This study and its protocols were approved by the committee for animal research at our institution and conformed with the US National Institute of Health Guidelines on the care and use of laboratory animals.

A total of 12 male Yucatan miniature pigs weighing 70–80 kg (Optipharm Corp., Osong, Korea) were randomized into two groups using computer-generated random numbers. Group I pigs (n = 6) received three Group Ia and three Group Ib stent-grafts. Group II pigs (n = 6) received three Group IIa and three Group IIb stent-grafts. Evaluation of inflammatory markers in the blood before and after stent-graft placement was not carried out.

All pigs were euthanized for histopathological examination by overdose of xylazine hydrochloride (Rompun®; Bayer, Seoul, Korea) 4 weeks after the stent-graft placement.

Stent-Graft Placement Technique

After 24 h of fasting and under the supervision of a veterinarian, the pigs were pre-medicated with 50 mg of intramuscular ketamine, an endotracheal tube was placed, and anesthesia was administered through inhalation of 0.5%–2% isoflurane (Ifran®; Hana Pharm. Co., Seoul, Korea) with oxygen, 1:1 (510 mL/kg/min).

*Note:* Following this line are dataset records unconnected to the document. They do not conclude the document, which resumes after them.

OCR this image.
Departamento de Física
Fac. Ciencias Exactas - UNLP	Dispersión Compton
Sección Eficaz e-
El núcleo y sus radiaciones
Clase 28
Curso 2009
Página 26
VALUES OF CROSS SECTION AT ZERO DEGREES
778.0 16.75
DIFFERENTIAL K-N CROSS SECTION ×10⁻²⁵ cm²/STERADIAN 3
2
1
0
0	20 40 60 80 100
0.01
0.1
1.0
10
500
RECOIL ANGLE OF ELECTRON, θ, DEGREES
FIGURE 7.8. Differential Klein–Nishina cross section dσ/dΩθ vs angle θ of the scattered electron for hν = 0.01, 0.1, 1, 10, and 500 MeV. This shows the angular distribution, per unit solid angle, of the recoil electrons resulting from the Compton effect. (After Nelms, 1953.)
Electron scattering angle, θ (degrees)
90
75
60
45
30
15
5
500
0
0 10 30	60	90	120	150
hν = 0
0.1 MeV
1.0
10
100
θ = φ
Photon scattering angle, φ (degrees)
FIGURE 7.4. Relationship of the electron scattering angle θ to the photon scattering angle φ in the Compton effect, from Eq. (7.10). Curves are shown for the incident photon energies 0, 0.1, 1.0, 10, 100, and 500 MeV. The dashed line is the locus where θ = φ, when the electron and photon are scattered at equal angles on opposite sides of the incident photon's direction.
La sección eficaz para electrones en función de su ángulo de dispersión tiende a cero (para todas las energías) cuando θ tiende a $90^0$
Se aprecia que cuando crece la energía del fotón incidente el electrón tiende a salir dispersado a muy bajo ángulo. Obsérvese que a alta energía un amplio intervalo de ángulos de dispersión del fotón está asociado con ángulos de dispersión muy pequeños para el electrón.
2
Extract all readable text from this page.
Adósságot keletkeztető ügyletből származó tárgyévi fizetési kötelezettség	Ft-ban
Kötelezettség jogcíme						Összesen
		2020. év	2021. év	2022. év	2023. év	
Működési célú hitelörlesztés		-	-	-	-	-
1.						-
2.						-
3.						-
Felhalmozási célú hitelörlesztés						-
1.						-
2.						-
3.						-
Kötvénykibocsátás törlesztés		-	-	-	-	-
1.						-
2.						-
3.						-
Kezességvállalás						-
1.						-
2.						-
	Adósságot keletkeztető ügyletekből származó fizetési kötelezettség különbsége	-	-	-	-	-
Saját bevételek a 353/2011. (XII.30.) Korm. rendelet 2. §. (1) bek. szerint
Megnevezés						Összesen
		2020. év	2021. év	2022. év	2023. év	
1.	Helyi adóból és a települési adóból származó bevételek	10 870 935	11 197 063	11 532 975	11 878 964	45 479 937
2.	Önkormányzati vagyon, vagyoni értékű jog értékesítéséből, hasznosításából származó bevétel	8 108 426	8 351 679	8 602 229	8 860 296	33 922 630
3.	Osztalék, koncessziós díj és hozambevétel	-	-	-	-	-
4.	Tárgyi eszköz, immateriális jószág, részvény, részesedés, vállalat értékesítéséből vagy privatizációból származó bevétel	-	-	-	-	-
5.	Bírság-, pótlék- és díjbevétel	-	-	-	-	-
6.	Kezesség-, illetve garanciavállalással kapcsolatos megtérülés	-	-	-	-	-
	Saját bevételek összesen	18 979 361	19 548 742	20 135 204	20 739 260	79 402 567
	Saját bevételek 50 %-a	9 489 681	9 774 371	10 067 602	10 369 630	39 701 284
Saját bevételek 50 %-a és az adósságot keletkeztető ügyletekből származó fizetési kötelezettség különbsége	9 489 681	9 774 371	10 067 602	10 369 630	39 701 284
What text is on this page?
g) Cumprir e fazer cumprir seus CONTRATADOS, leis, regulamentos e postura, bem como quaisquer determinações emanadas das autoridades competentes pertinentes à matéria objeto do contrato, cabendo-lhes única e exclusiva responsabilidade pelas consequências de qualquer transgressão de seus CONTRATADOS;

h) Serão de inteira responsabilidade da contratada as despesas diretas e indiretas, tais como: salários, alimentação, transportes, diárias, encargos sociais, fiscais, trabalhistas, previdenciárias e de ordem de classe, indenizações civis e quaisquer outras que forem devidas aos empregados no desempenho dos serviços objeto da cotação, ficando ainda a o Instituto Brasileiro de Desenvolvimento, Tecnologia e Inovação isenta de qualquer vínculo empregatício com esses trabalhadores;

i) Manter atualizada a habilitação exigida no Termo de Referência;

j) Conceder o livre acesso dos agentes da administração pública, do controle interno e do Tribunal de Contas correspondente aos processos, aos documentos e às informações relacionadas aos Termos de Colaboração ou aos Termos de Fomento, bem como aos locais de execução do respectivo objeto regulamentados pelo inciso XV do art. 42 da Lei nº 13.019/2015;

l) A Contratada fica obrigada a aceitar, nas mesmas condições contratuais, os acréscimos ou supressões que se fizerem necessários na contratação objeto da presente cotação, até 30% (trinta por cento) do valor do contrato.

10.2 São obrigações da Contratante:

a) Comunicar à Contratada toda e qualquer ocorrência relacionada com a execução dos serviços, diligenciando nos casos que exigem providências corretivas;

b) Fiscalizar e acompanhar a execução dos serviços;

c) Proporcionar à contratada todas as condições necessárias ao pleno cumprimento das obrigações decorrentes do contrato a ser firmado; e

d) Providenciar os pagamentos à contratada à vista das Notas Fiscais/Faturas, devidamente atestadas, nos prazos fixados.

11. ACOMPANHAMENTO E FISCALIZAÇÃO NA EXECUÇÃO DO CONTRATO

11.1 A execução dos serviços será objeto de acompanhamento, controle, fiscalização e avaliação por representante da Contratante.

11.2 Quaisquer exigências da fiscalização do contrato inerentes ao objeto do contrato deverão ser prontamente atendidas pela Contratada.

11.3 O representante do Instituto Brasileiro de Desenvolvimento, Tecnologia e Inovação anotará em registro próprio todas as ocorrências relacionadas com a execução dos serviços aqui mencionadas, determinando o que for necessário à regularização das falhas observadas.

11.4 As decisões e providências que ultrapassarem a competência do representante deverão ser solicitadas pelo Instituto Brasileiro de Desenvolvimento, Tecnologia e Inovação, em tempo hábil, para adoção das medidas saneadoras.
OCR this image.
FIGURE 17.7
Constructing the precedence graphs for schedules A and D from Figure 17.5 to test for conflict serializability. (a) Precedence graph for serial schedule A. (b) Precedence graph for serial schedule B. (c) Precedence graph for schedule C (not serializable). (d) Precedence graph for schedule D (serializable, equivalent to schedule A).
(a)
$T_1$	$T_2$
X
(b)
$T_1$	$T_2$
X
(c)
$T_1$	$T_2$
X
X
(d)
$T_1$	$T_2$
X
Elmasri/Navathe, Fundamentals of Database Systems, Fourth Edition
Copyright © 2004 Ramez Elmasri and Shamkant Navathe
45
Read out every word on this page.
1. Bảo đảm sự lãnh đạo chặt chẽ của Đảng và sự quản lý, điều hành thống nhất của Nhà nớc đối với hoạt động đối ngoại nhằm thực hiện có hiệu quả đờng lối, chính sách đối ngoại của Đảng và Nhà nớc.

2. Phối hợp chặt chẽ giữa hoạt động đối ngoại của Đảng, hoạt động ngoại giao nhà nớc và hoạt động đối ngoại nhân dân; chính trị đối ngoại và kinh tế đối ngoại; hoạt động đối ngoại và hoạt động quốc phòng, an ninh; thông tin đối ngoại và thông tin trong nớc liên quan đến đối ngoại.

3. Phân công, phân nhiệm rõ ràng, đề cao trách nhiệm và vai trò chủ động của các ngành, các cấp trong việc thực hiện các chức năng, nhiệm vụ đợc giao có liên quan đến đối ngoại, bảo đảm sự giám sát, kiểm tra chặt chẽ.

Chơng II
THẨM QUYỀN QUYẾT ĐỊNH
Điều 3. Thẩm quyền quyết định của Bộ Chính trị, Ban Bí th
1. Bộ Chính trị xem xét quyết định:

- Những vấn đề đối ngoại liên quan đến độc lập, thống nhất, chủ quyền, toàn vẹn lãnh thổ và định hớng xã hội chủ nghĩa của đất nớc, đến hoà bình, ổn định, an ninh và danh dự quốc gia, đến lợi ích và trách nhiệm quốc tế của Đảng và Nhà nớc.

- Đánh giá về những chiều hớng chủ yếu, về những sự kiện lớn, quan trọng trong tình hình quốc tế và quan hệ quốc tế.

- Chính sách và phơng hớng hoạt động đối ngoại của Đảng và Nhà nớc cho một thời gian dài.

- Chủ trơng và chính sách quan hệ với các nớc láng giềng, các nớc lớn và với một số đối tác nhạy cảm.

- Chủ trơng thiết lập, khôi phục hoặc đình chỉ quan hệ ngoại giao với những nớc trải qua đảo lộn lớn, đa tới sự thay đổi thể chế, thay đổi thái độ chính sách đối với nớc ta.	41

All devices were implanted through cut-down exposure of the femoral artery. Pre-procedural abdominal aortography with the use of 8–10 mL/s of contrast medium (CM) (Omnipaque 300®; GE Healthcare, Cork, Ireland) introduced through a 5-F pigtail catheter (Cook Medical Inc.; Bloomington, IN, USA) was performed to measure the diameter and length of the abdominal aorta using quantitative coronary angiography (CAAS™; Pie Medical, Maastricht, Netherlands). All devices were advanced and deployed at the distal abdominal aorta and the iliac artery by an experienced thoracic surgeon under fluoroscopic guidance after administration of 100 units/kg of heparin (Heparin®; Choongwae, Seoul, Korea). There were no cases of post-deployment ballooning of the prosthesis. Post-procedural abdominal aortography was performed to confirm the patency and location of the stent-graft.

Image Analysis

Computed tomography was performed 1 week before the procedure with a 320-slice CT system (Aquilion One™, Toshiba Medical Corp, Tokyo, Japan) to measure the size of the aorta. Scanning was performed from 2 cm above the diaphragm to the head of the femur. The injection rate was 8–10 mL/s, and the mean volume was 120 mL (range 80–145 mL). Follow-up CT and catheter aortography were performed 4 weeks after the procedure to verify the location of the stent-graft and detect procedure-related complications.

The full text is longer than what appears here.